Sagas and Compensation
The Problem: Distributed Transactions
In a monolith, you wrap multiple operations in a single database transaction. If anything fails, everything rolls back. In a distributed system with multiple services, each owning its own database, there is no single transaction boundary.
Monolith:
BEGIN TRANSACTION
reserve_inventory()
charge_payment()
create_shipment()
COMMIT -- all or nothing
Microservices:
InventoryService (owns its DB) -- reserve stock
PaymentService (owns its DB) -- charge card
ShippingService (owns its DB) -- create shipment
No shared transaction. What happens when payment succeeds but shipping fails?
Two-phase commit (2PC) is the traditional solution for distributed transactions.

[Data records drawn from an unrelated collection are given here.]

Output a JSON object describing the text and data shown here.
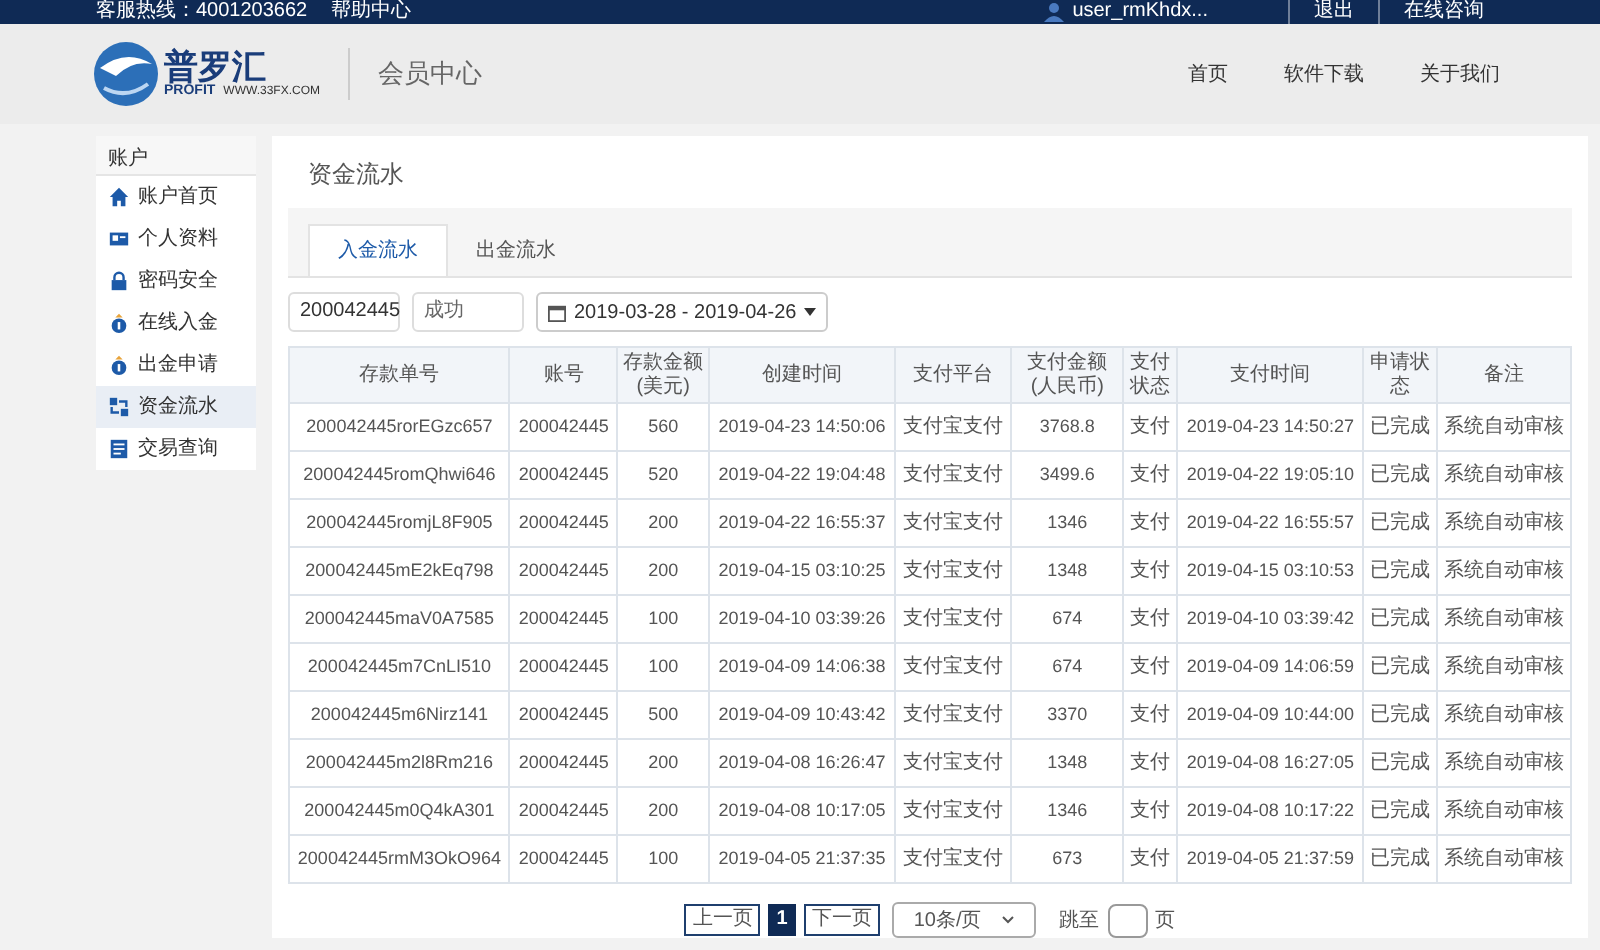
{
  "top_bar": {
    "hotline": "客服热线：4001203662",
    "help": "帮助中心",
    "user": "user_rmKhdx...",
    "logout": "退出",
    "consult": "在线咨询"
  },
  "header": {
    "logo": {
      "badge": "PROFIT",
      "name": "普罗汇",
      "url": "WWW.33FX.COM"
    },
    "section": "会员中心",
    "nav": [
      "首页",
      "软件下载",
      "关于我们"
    ]
  },
  "sidebar": {
    "title": "账户",
    "items": [
      {
        "kind": "home",
        "label": "账户首页",
        "selected": false
      },
      {
        "kind": "card",
        "label": "个人资料",
        "selected": false
      },
      {
        "kind": "lock",
        "label": "密码安全",
        "selected": false
      },
      {
        "kind": "bag",
        "label": "在线入金",
        "selected": false
      },
      {
        "kind": "bag",
        "label": "出金申请",
        "selected": false
      },
      {
        "kind": "flow",
        "label": "资金流水",
        "selected": true
      },
      {
        "kind": "ledger",
        "label": "交易查询",
        "selected": false
      }
    ]
  },
  "main": {
    "title": "资金流水",
    "tabs": [
      {
        "label": "入金流水",
        "selected": true
      },
      {
        "label": "出金流水",
        "selected": false
      }
    ],
    "filters": {
      "account": "200042445",
      "status": "成功",
      "date_range": "2019-03-28 - 2019-04-26"
    },
    "table": {
      "columns": [
        "存款单号",
        "账号",
        "存款金额(美元)",
        "创建时间",
        "支付平台",
        "支付金额(人民币)",
        "支付状态",
        "支付时间",
        "申请状态",
        "备注"
      ],
      "rows": [
        [
          "200042445rorEGzc657",
          "200042445",
          "560",
          "2019-04-23 14:50:06",
          "支付宝支付",
          "3768.8",
          "支付",
          "2019-04-23 14:50:27",
          "已完成",
          "系统自动审核"
        ],
        [
          "200042445romQhwi646",
          "200042445",
          "520",
          "2019-04-22 19:04:48",
          "支付宝支付",
          "3499.6",
          "支付",
          "2019-04-22 19:05:10",
          "已完成",
          "系统自动审核"
        ],
        [
          "200042445romjL8F905",
          "200042445",
          "200",
          "2019-04-22 16:55:37",
          "支付宝支付",
          "1346",
          "支付",
          "2019-04-22 16:55:57",
          "已完成",
          "系统自动审核"
        ],
        [
          "200042445mE2kEq798",
          "200042445",
          "200",
          "2019-04-15 03:10:25",
          "支付宝支付",
          "1348",
          "支付",
          "2019-04-15 03:10:53",
          "已完成",
          "系统自动审核"
        ],
        [
          "200042445maV0A7585",
          "200042445",
          "100",
          "2019-04-10 03:39:26",
          "支付宝支付",
          "674",
          "支付",
          "2019-04-10 03:39:42",
          "已完成",
          "系统自动审核"
        ],
        [
          "200042445m7CnLI510",
          "200042445",
          "100",
          "2019-04-09 14:06:38",
          "支付宝支付",
          "674",
          "支付",
          "2019-04-09 14:06:59",
          "已完成",
          "系统自动审核"
        ],
        [
          "200042445m6Nirz141",
          "200042445",
          "500",
          "2019-04-09 10:43:42",
          "支付宝支付",
          "3370",
          "支付",
          "2019-04-09 10:44:00",
          "已完成",
          "系统自动审核"
        ],
        [
          "200042445m2l8Rm216",
          "200042445",
          "200",
          "2019-04-08 16:26:47",
          "支付宝支付",
          "1348",
          "支付",
          "2019-04-08 16:27:05",
          "已完成",
          "系统自动审核"
        ],
        [
          "200042445m0Q4kA301",
          "200042445",
          "200",
          "2019-04-08 10:17:05",
          "支付宝支付",
          "1346",
          "支付",
          "2019-04-08 10:17:22",
          "已完成",
          "系统自动审核"
        ],
        [
          "200042445rmM3OkO964",
          "200042445",
          "100",
          "2019-04-05 21:37:35",
          "支付宝支付",
          "673",
          "支付",
          "2019-04-05 21:37:59",
          "已完成",
          "系统自动审核"
        ]
      ]
    },
    "pagination": {
      "prev": "上一页",
      "pages": [
        {
          "label": "1",
          "selected": true
        }
      ],
      "next": "下一页",
      "page_size": "10条/页",
      "jump_label": "跳至",
      "page_suffix": "页"
    }
  }
}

A coordinator asks all participants to prepare, then tells them to commit. If any participant cannot prepare, all abort.
Coordinator:
Phase 1 (Prepare): "Can you commit?"
InventoryService -> "Yes, prepared"
PaymentService -> "Yes, prepared"
ShippingService -> "Yes, prepared"
Phase 2 (Commit): "Commit now"
All services commit.
If any says "No" in Phase 1:
"Abort" -> All services roll back.
Why 2PC is rarely used across services:
- Blocking. All participants hold locks during both phases. If the coordinator crashes between Phase 1 and Phase 2, participants are stuck holding locks indefinitely.

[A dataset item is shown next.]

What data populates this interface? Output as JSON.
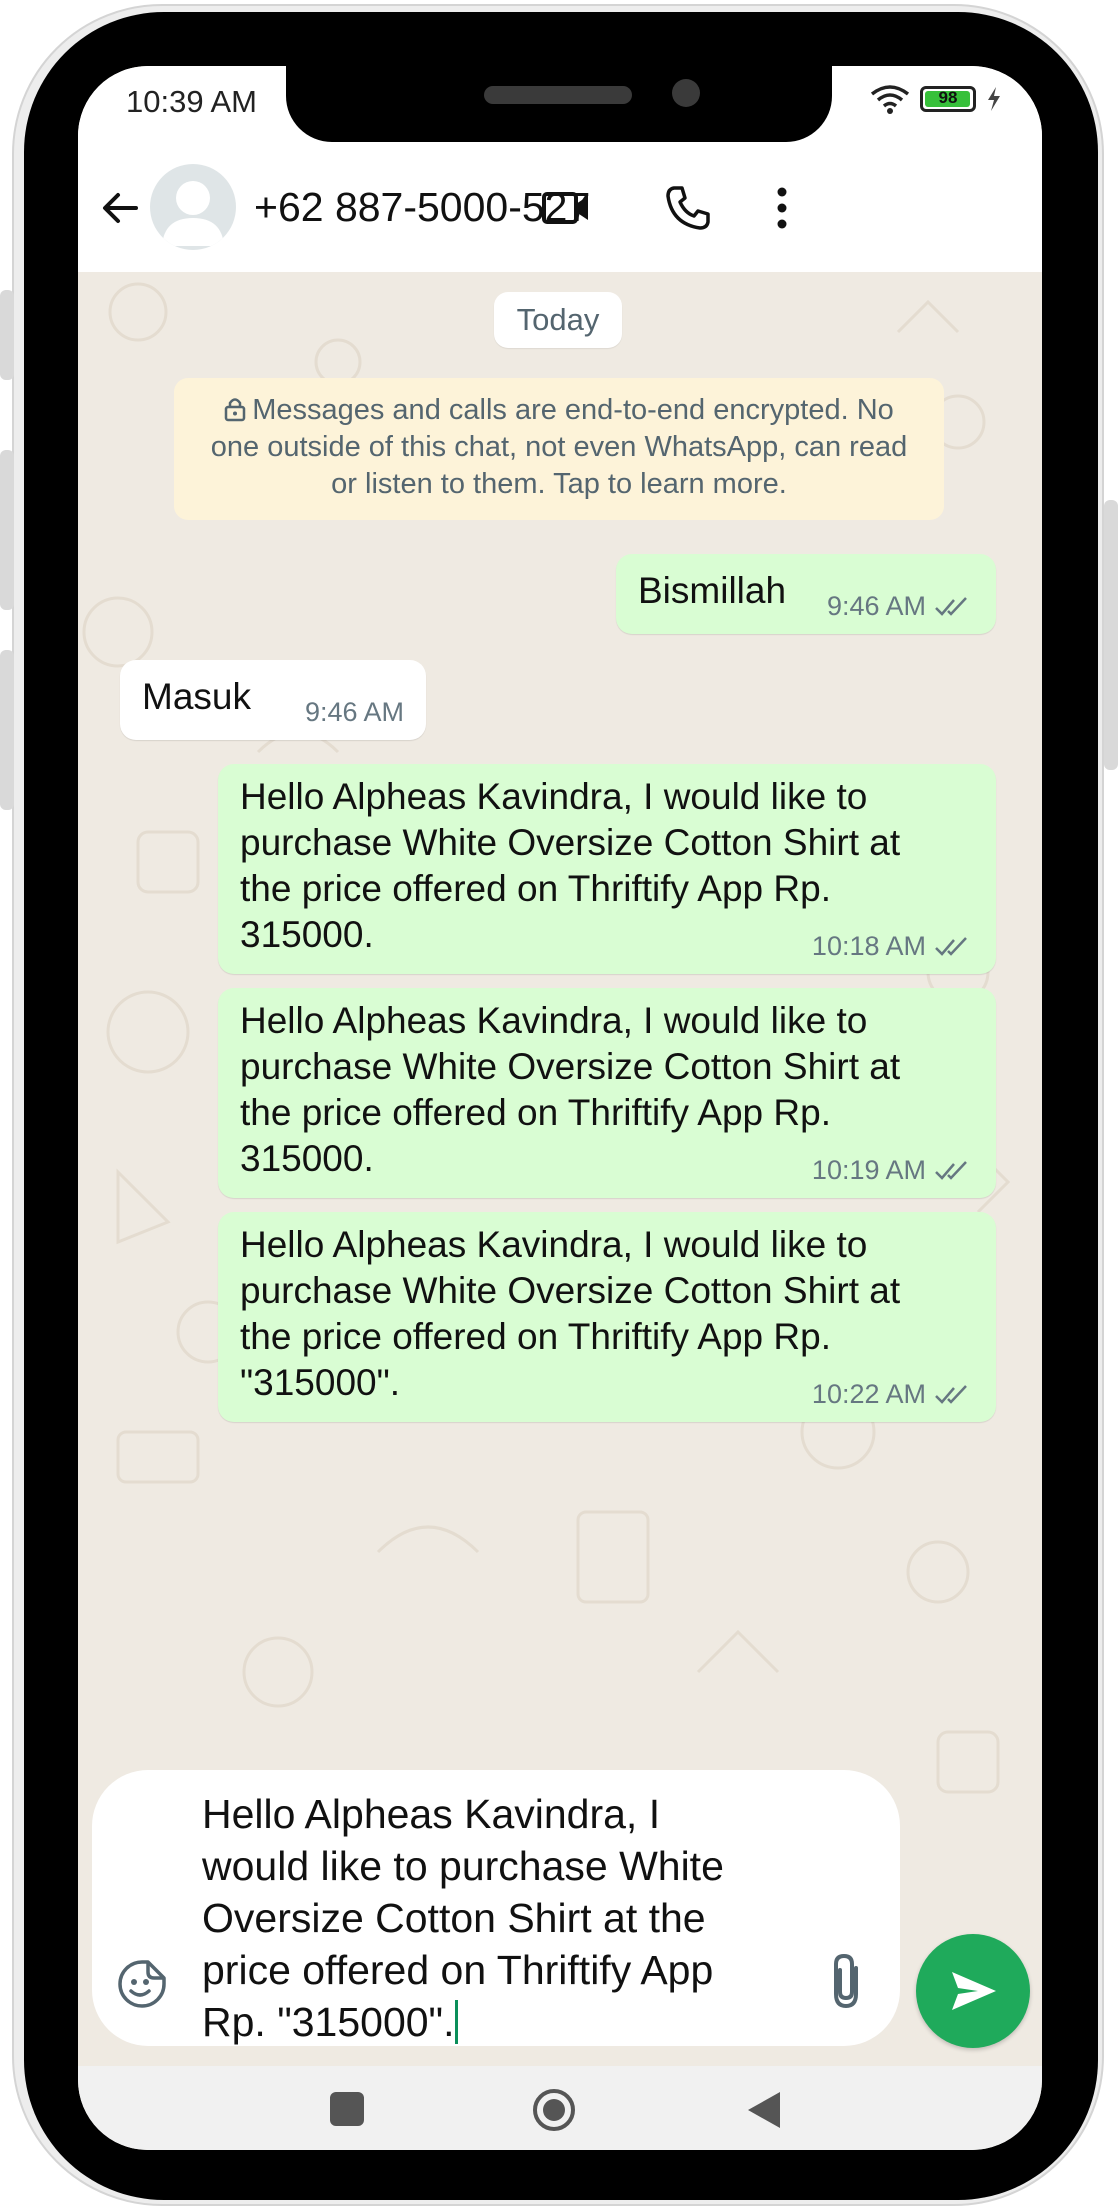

- Availability. Every participant must be reachable. One service being down blocks the entire transaction.
- Latency. Two network round-trips minimum. This does not scale to high-throughput systems.
- Coupling. All services must support the same 2PC protocol, typically through a shared transaction manager like XA.
2PC works well within a single database cluster. It works poorly across independent services with different databases, different teams, and different deployment schedules. The saga pattern is the practical alternative.
The Saga Pattern
A saga replaces a single distributed transaction with a sequence of local transactions. Each local transaction updates one service and publishes an event or sends a command to trigger the next step. If a step fails, previously completed steps are undone through compensating actions.
Forward actions: Compensating actions:
1. Reserve inventory -> Release inventory
2. Charge payment -> Refund payment
3. Create shipment -> Cancel shipment
If step 2 (charge payment) fails:
-> Compensate step 1: release inventory
-> Report failure to user
If step 3 (create shipment) fails:
-> Compensate step 2: refund payment
-> Compensate step 1: release inventory
-> Report failure to user
Critical rule: Every forward action must have a compensating action. Compensation is not the same as "undo" -- you cannot un-send an email or un-charge a credit card. Compensation is a semantic reverse: you send a correction email, you issue a refund.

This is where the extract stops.